While in our busy lives and hustle-bustle, we may opt for supermarkets as they processed ghee and masalas, we all know it is nothing compared to ghar ka bana ghee or Ghar ka peesa masala (home-made ghee or home-ground spices). In most small towns and villages, people still make these two at home.
Though people may go to their local miller to have their spices grinded, the process of procuring, washing, drying and ageing the whole spice is still one of the major household activities in most places. It takes days to prepare, but the end result is always worth it.
With the love for ghee and masalas, it is the passion of most Indian parents to send these precious commodities to their children, wherever they might be in the world.
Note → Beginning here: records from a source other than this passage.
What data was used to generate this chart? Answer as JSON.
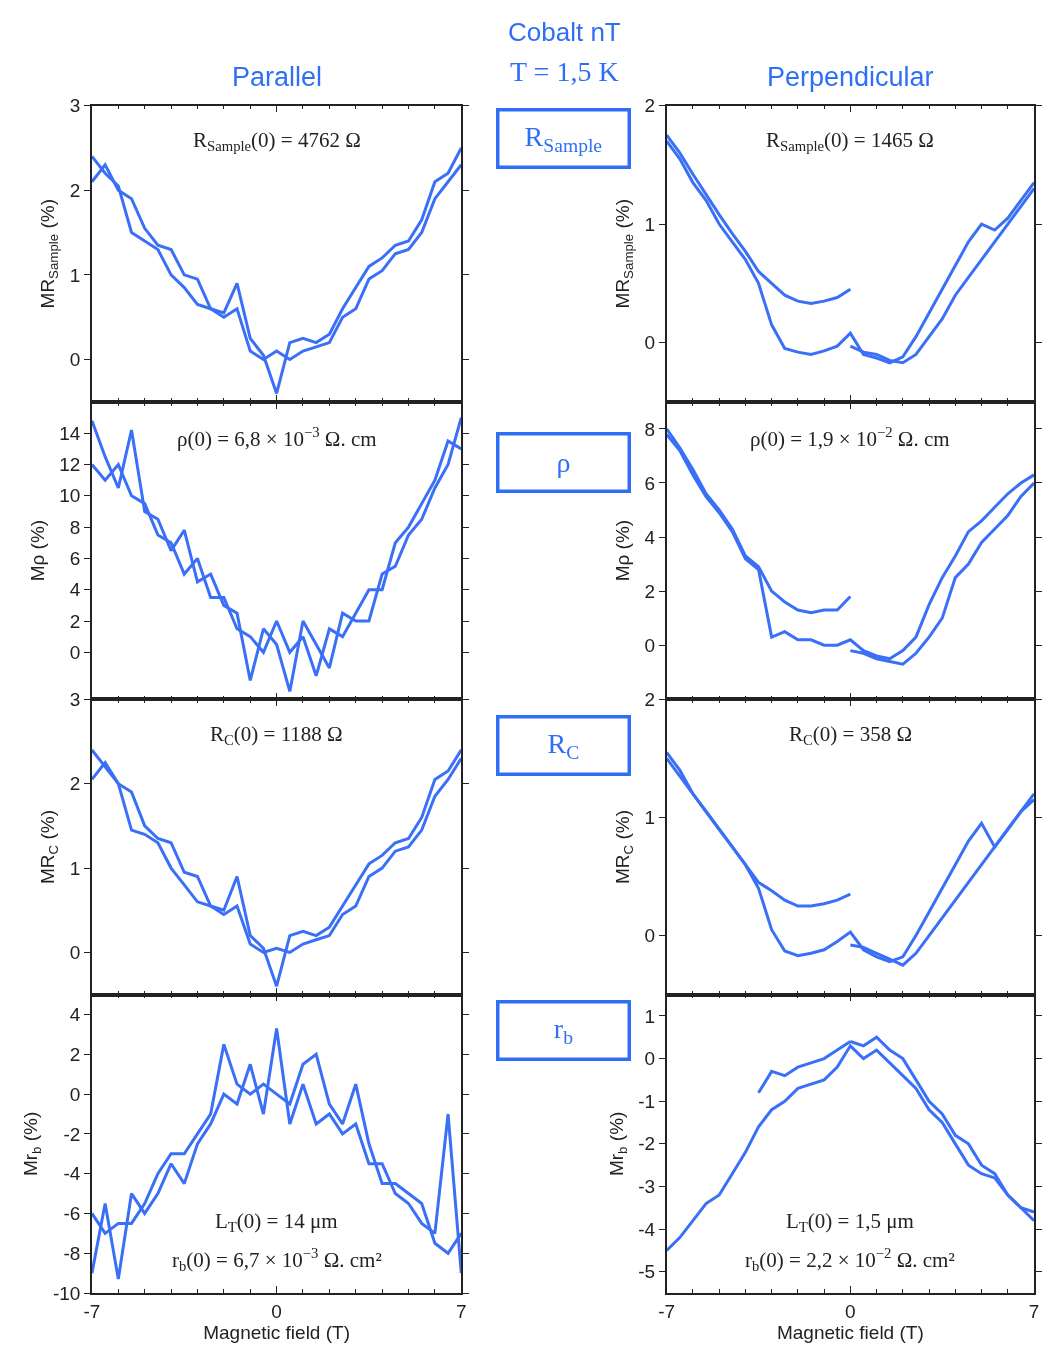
{
  "chart_data": [
    {
      "type": "other",
      "title": "Cobalt nT",
      "subtitle": "T = 1,5 K"
    },
    {
      "type": "line",
      "title": "Parallel",
      "ylabel": "MR$_{Sample}$ (%)",
      "annotations": [
        "R$_{Sample}$(0) = 4762 Ω",
        "R$_{Sample}$"
      ],
      "xlim": [
        -7,
        7
      ],
      "xticks": [
        -7,
        0,
        7
      ],
      "ylim": [
        -0.5,
        3
      ],
      "yticks": [
        0,
        1,
        2,
        3
      ],
      "tick_labels": "y",
      "x": [
        -7,
        -6.5,
        -6,
        -5.5,
        -5,
        -4.5,
        -4,
        -3.5,
        -3,
        -2.5,
        -2,
        -1.5,
        -1,
        -0.5,
        0,
        0.5,
        1,
        1.5,
        2,
        2.5,
        3,
        3.5,
        4,
        4.5,
        5,
        5.5,
        6,
        6.5,
        7
      ],
      "series": [
        {
          "color": "#3a6ff7",
          "values": [
            2.4,
            2.2,
            2.05,
            1.5,
            1.4,
            1.3,
            1.0,
            0.85,
            0.65,
            0.6,
            0.55,
            0.9,
            0.25,
            0.05,
            -0.4,
            0.2,
            0.25,
            0.2,
            0.3,
            0.6,
            0.85,
            1.1,
            1.2,
            1.35,
            1.4,
            1.65,
            2.1,
            2.2,
            2.5
          ]
        },
        {
          "color": "#3a6ff7",
          "values": [
            2.1,
            2.3,
            2.0,
            1.9,
            1.55,
            1.35,
            1.3,
            1.0,
            0.95,
            0.6,
            0.5,
            0.6,
            0.1,
            0.0,
            0.1,
            0.0,
            0.1,
            0.15,
            0.2,
            0.5,
            0.6,
            0.95,
            1.05,
            1.25,
            1.3,
            1.5,
            1.9,
            2.1,
            2.3
          ]
        }
      ]
    },
    {
      "type": "line",
      "title": "Perpendicular",
      "ylabel": "MR$_{Sample}$ (%)",
      "annotations": [
        "R$_{Sample}$(0) = 1465 Ω"
      ],
      "xlim": [
        -7,
        7
      ],
      "xticks": [
        -7,
        0,
        7
      ],
      "ylim": [
        -0.5,
        2
      ],
      "yticks": [
        0,
        1,
        2
      ],
      "tick_labels": "y",
      "x": [
        -7,
        -6.5,
        -6,
        -5.5,
        -5,
        -4.5,
        -4,
        -3.5,
        -3,
        -2.5,
        -2,
        -1.5,
        -1,
        -0.5,
        0,
        0.5,
        1,
        1.5,
        2,
        2.5,
        3,
        3.5,
        4,
        4.5,
        5,
        5.5,
        6,
        6.5,
        7
      ],
      "series": [
        {
          "color": "#3a6ff7",
          "values": [
            1.7,
            1.55,
            1.35,
            1.2,
            1.0,
            0.85,
            0.7,
            0.5,
            0.15,
            -0.05,
            -0.08,
            -0.1,
            -0.07,
            -0.03,
            0.08,
            -0.1,
            -0.13,
            -0.17,
            -0.12,
            0.05,
            0.25,
            0.45,
            0.65,
            0.85,
            1.0,
            0.95,
            1.05,
            1.2,
            1.35
          ]
        },
        {
          "color": "#3a6ff7",
          "x": [
            -7,
            -6.5,
            -6,
            -5.5,
            -5,
            -4.5,
            -4,
            -3.5,
            -3,
            -2.5,
            -2,
            -1.5,
            -1,
            -0.5,
            0
          ],
          "values": [
            1.75,
            1.6,
            1.42,
            1.25,
            1.08,
            0.92,
            0.77,
            0.6,
            0.5,
            0.4,
            0.35,
            0.33,
            0.35,
            0.38,
            0.45
          ]
        },
        {
          "color": "#3a6ff7",
          "x": [
            0,
            0.5,
            1,
            1.5,
            2,
            2.5,
            3,
            3.5,
            4,
            4.5,
            5,
            5.5,
            6,
            6.5,
            7
          ],
          "values": [
            -0.03,
            -0.08,
            -0.1,
            -0.15,
            -0.17,
            -0.1,
            0.05,
            0.2,
            0.4,
            0.55,
            0.7,
            0.85,
            1.0,
            1.15,
            1.3
          ]
        }
      ]
    },
    {
      "type": "line",
      "ylabel": "Mρ (%)",
      "annotations": [
        "ρ(0) = 6,8 × 10$^{−3}$ Ω. cm",
        "ρ"
      ],
      "xlim": [
        -7,
        7
      ],
      "xticks": [
        -7,
        0,
        7
      ],
      "ylim": [
        -3,
        16
      ],
      "yticks": [
        0,
        2,
        4,
        6,
        8,
        10,
        12,
        14
      ],
      "tick_labels": "y",
      "x": [
        -7,
        -6.5,
        -6,
        -5.5,
        -5,
        -4.5,
        -4,
        -3.5,
        -3,
        -2.5,
        -2,
        -1.5,
        -1,
        -0.5,
        0,
        0.5,
        1,
        1.5,
        2,
        2.5,
        3,
        3.5,
        4,
        4.5,
        5,
        5.5,
        6,
        6.5,
        7
      ],
      "series": [
        {
          "color": "#3a6ff7",
          "values": [
            14.8,
            12.5,
            10.5,
            14.2,
            9.0,
            8.5,
            6.5,
            7.8,
            4.5,
            5.0,
            3.0,
            2.5,
            -1.8,
            1.5,
            0.5,
            -2.5,
            2.0,
            0.5,
            -1.0,
            2.5,
            2.0,
            2.0,
            5.0,
            5.5,
            7.5,
            8.5,
            10.5,
            12.0,
            15.0
          ]
        },
        {
          "color": "#3a6ff7",
          "values": [
            12.0,
            11.0,
            12.0,
            10.0,
            9.5,
            7.5,
            7.0,
            5.0,
            6.0,
            3.5,
            3.5,
            1.5,
            1.0,
            0.0,
            2.0,
            0.0,
            1.0,
            -1.5,
            1.5,
            1.0,
            2.5,
            4.0,
            4.0,
            7.0,
            8.0,
            9.5,
            11.0,
            13.5,
            13.0
          ]
        }
      ]
    },
    {
      "type": "line",
      "ylabel": "Mρ (%)",
      "annotations": [
        "ρ(0) = 1,9 × 10$^{−2}$ Ω. cm"
      ],
      "xlim": [
        -7,
        7
      ],
      "xticks": [
        -7,
        0,
        7
      ],
      "ylim": [
        -2,
        9
      ],
      "yticks": [
        0,
        2,
        4,
        6,
        8
      ],
      "tick_labels": "y",
      "x": [
        -7,
        -6.5,
        -6,
        -5.5,
        -5,
        -4.5,
        -4,
        -3.5,
        -3,
        -2.5,
        -2,
        -1.5,
        -1,
        -0.5,
        0,
        0.5,
        1,
        1.5,
        2,
        2.5,
        3,
        3.5,
        4,
        4.5,
        5,
        5.5,
        6,
        6.5,
        7
      ],
      "series": [
        {
          "color": "#3a6ff7",
          "values": [
            7.8,
            7.2,
            6.3,
            5.5,
            4.9,
            4.2,
            3.2,
            2.8,
            0.3,
            0.5,
            0.2,
            0.2,
            0.0,
            0.0,
            0.2,
            -0.2,
            -0.4,
            -0.5,
            -0.2,
            0.3,
            1.5,
            2.5,
            3.3,
            4.2,
            4.6,
            5.1,
            5.6,
            6.0,
            6.3
          ]
        },
        {
          "color": "#3a6ff7",
          "x": [
            -7,
            -6.5,
            -6,
            -5.5,
            -5,
            -4.5,
            -4,
            -3.5,
            -3,
            -2.5,
            -2,
            -1.5,
            -1,
            -0.5,
            0
          ],
          "values": [
            8.0,
            7.3,
            6.5,
            5.6,
            5.0,
            4.3,
            3.3,
            2.9,
            2.0,
            1.6,
            1.3,
            1.2,
            1.3,
            1.3,
            1.8
          ]
        },
        {
          "color": "#3a6ff7",
          "x": [
            0,
            0.5,
            1,
            1.5,
            2,
            2.5,
            3,
            3.5,
            4,
            4.5,
            5,
            5.5,
            6,
            6.5,
            7
          ],
          "values": [
            -0.2,
            -0.3,
            -0.5,
            -0.6,
            -0.7,
            -0.3,
            0.3,
            1.0,
            2.5,
            3.0,
            3.8,
            4.3,
            4.8,
            5.5,
            6.0
          ]
        }
      ]
    },
    {
      "type": "line",
      "ylabel": "MR$_{C}$ (%)",
      "annotations": [
        "R$_{C}$(0) = 1188 Ω",
        "R$_{C}$"
      ],
      "xlim": [
        -7,
        7
      ],
      "xticks": [
        -7,
        0,
        7
      ],
      "ylim": [
        -0.5,
        3
      ],
      "yticks": [
        0,
        1,
        2,
        3
      ],
      "tick_labels": "y",
      "x": [
        -7,
        -6.5,
        -6,
        -5.5,
        -5,
        -4.5,
        -4,
        -3.5,
        -3,
        -2.5,
        -2,
        -1.5,
        -1,
        -0.5,
        0,
        0.5,
        1,
        1.5,
        2,
        2.5,
        3,
        3.5,
        4,
        4.5,
        5,
        5.5,
        6,
        6.5,
        7
      ],
      "series": [
        {
          "color": "#3a6ff7",
          "values": [
            2.4,
            2.2,
            2.0,
            1.45,
            1.4,
            1.3,
            1.0,
            0.8,
            0.6,
            0.55,
            0.5,
            0.9,
            0.2,
            0.05,
            -0.4,
            0.2,
            0.25,
            0.2,
            0.3,
            0.55,
            0.8,
            1.05,
            1.15,
            1.3,
            1.35,
            1.6,
            2.05,
            2.15,
            2.4
          ]
        },
        {
          "color": "#3a6ff7",
          "values": [
            2.05,
            2.25,
            2.0,
            1.9,
            1.5,
            1.35,
            1.3,
            0.95,
            0.9,
            0.55,
            0.45,
            0.55,
            0.1,
            0.0,
            0.05,
            0.0,
            0.1,
            0.15,
            0.2,
            0.45,
            0.55,
            0.9,
            1.0,
            1.2,
            1.25,
            1.45,
            1.85,
            2.05,
            2.3
          ]
        }
      ]
    },
    {
      "type": "line",
      "ylabel": "MR$_{C}$ (%)",
      "annotations": [
        "R$_{C}$(0) = 358 Ω"
      ],
      "xlim": [
        -7,
        7
      ],
      "xticks": [
        -7,
        0,
        7
      ],
      "ylim": [
        -0.5,
        2
      ],
      "yticks": [
        0,
        1,
        2
      ],
      "tick_labels": "y",
      "x": [
        -7,
        -6.5,
        -6,
        -5.5,
        -5,
        -4.5,
        -4,
        -3.5,
        -3,
        -2.5,
        -2,
        -1.5,
        -1,
        -0.5,
        0,
        0.5,
        1,
        1.5,
        2,
        2.5,
        3,
        3.5,
        4,
        4.5,
        5,
        5.5,
        6,
        6.5,
        7
      ],
      "series": [
        {
          "color": "#3a6ff7",
          "values": [
            1.55,
            1.4,
            1.2,
            1.05,
            0.9,
            0.75,
            0.6,
            0.4,
            0.05,
            -0.13,
            -0.17,
            -0.15,
            -0.12,
            -0.05,
            0.03,
            -0.12,
            -0.18,
            -0.22,
            -0.18,
            0.0,
            0.2,
            0.4,
            0.6,
            0.8,
            0.95,
            0.75,
            0.9,
            1.05,
            1.2
          ]
        },
        {
          "color": "#3a6ff7",
          "x": [
            -7,
            -6.5,
            -6,
            -5.5,
            -5,
            -4.5,
            -4,
            -3.5,
            -3,
            -2.5,
            -2,
            -1.5,
            -1,
            -0.5,
            0
          ],
          "values": [
            1.5,
            1.35,
            1.2,
            1.05,
            0.9,
            0.75,
            0.6,
            0.45,
            0.38,
            0.3,
            0.25,
            0.25,
            0.27,
            0.3,
            0.35
          ]
        },
        {
          "color": "#3a6ff7",
          "x": [
            0,
            0.5,
            1,
            1.5,
            2,
            2.5,
            3,
            3.5,
            4,
            4.5,
            5,
            5.5,
            6,
            6.5,
            7
          ],
          "values": [
            -0.08,
            -0.1,
            -0.15,
            -0.2,
            -0.25,
            -0.15,
            0.0,
            0.15,
            0.3,
            0.45,
            0.6,
            0.75,
            0.9,
            1.05,
            1.15
          ]
        }
      ]
    },
    {
      "type": "line",
      "xlabel": "Magnetic field (T)",
      "ylabel": "Mr$_{b}$ (%)",
      "annotations": [
        "L$_{T}$(0) = 14 μm",
        "r$_{b}$(0) = 6,7 × 10$^{−3}$ Ω. cm²",
        "r$_{b}$"
      ],
      "xlim": [
        -7,
        7
      ],
      "xticks": [
        -7,
        0,
        7
      ],
      "ylim": [
        -10,
        5
      ],
      "yticks": [
        -10,
        -8,
        -6,
        -4,
        -2,
        0,
        2,
        4
      ],
      "x": [
        -7,
        -6.5,
        -6,
        -5.5,
        -5,
        -4.5,
        -4,
        -3.5,
        -3,
        -2.5,
        -2,
        -1.5,
        -1,
        -0.5,
        0,
        0.5,
        1,
        1.5,
        2,
        2.5,
        3,
        3.5,
        4,
        4.5,
        5,
        5.5,
        6,
        6.5,
        7
      ],
      "series": [
        {
          "color": "#3a6ff7",
          "values": [
            -9.0,
            -5.5,
            -9.3,
            -5.0,
            -6.0,
            -5.0,
            -3.5,
            -4.5,
            -2.5,
            -1.5,
            0.0,
            -0.5,
            1.5,
            -1.0,
            3.3,
            -1.5,
            0.5,
            -1.5,
            -1.0,
            -2.0,
            -1.5,
            -3.5,
            -3.5,
            -5.0,
            -5.5,
            -6.5,
            -7.0,
            -1.0,
            -9.0
          ]
        },
        {
          "color": "#3a6ff7",
          "values": [
            -6.0,
            -7.0,
            -6.5,
            -6.5,
            -5.5,
            -4.0,
            -3.0,
            -3.0,
            -2.0,
            -1.0,
            2.5,
            0.5,
            0.0,
            0.5,
            0.0,
            -0.5,
            1.5,
            2.0,
            -0.5,
            -1.5,
            0.5,
            -2.5,
            -4.5,
            -4.5,
            -5.0,
            -5.5,
            -7.5,
            -8.0,
            -7.0
          ]
        }
      ]
    },
    {
      "type": "line",
      "xlabel": "Magnetic field (T)",
      "ylabel": "Mr$_{b}$ (%)",
      "annotations": [
        "L$_{T}$(0) = 1,5 μm",
        "r$_{b}$(0) = 2,2 × 10$^{−2}$ Ω. cm²"
      ],
      "xlim": [
        -7,
        7
      ],
      "xticks": [
        -7,
        0,
        7
      ],
      "ylim": [
        -5.5,
        1.5
      ],
      "yticks": [
        -5,
        -4,
        -3,
        -2,
        -1,
        0,
        1
      ],
      "x": [
        -7,
        -6.5,
        -6,
        -5.5,
        -5,
        -4.5,
        -4,
        -3.5,
        -3,
        -2.5,
        -2,
        -1.5,
        -1,
        -0.5,
        0,
        0.5,
        1,
        1.5,
        2,
        2.5,
        3,
        3.5,
        4,
        4.5,
        5,
        5.5,
        6,
        6.5,
        7
      ],
      "series": [
        {
          "color": "#3a6ff7",
          "values": [
            -4.5,
            -4.2,
            -3.8,
            -3.4,
            -3.2,
            -2.7,
            -2.2,
            -1.6,
            -1.2,
            -1.0,
            -0.7,
            -0.6,
            -0.5,
            -0.2,
            0.3,
            0.0,
            0.2,
            -0.1,
            -0.4,
            -0.7,
            -1.2,
            -1.5,
            -2.0,
            -2.5,
            -2.7,
            -2.8,
            -3.2,
            -3.5,
            -3.8
          ]
        },
        {
          "color": "#3a6ff7",
          "x": [
            -3.5,
            -3,
            -2.5,
            -2,
            -1.5,
            -1,
            -0.5,
            0
          ],
          "values": [
            -0.8,
            -0.3,
            -0.4,
            -0.2,
            -0.1,
            0.0,
            0.2,
            0.4
          ]
        },
        {
          "color": "#3a6ff7",
          "x": [
            0,
            0.5,
            1,
            1.5,
            2,
            2.5,
            3,
            3.5,
            4,
            4.5,
            5,
            5.5,
            6,
            6.5,
            7
          ],
          "values": [
            0.4,
            0.3,
            0.5,
            0.2,
            0.0,
            -0.5,
            -1.0,
            -1.3,
            -1.8,
            -2.0,
            -2.5,
            -2.7,
            -3.2,
            -3.5,
            -3.6
          ]
        }
      ]
    }
  ]
}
IFS officer Parveen Kaswan happens to come from one such household. He took to his Twitter account to share a bounty of homemade ghee in large soft-drink bottles and home-ground masalas in plastic packets – courtesy of his mother. He added that you cannot take the village out of the villager, hinting at his preference for the traditional spices and ghee.
This post is double special because apart from love hidden in those products is the ingenious ways in which us Indians recycle products. More accurately, a way in which we never throw out any product unless we have extracted every possible use out of them. Twitter folks were quick to notice the recycled bottled and called it ‘genius.’
We want to be ghee-positive.— Parveen Kaswan, IFS (@ParveenKaswan) October 6, 2020
I used to get this sent to the USA. Parents will be parents!— Dr. Abhijit Jadhav (@drapjadhav) October 6, 2020
Bilkul sir, ghee to send krte hi h— ajay sehra (@ajaysehra10) October 6, 2020
The post is now viral with over 16,000 likes.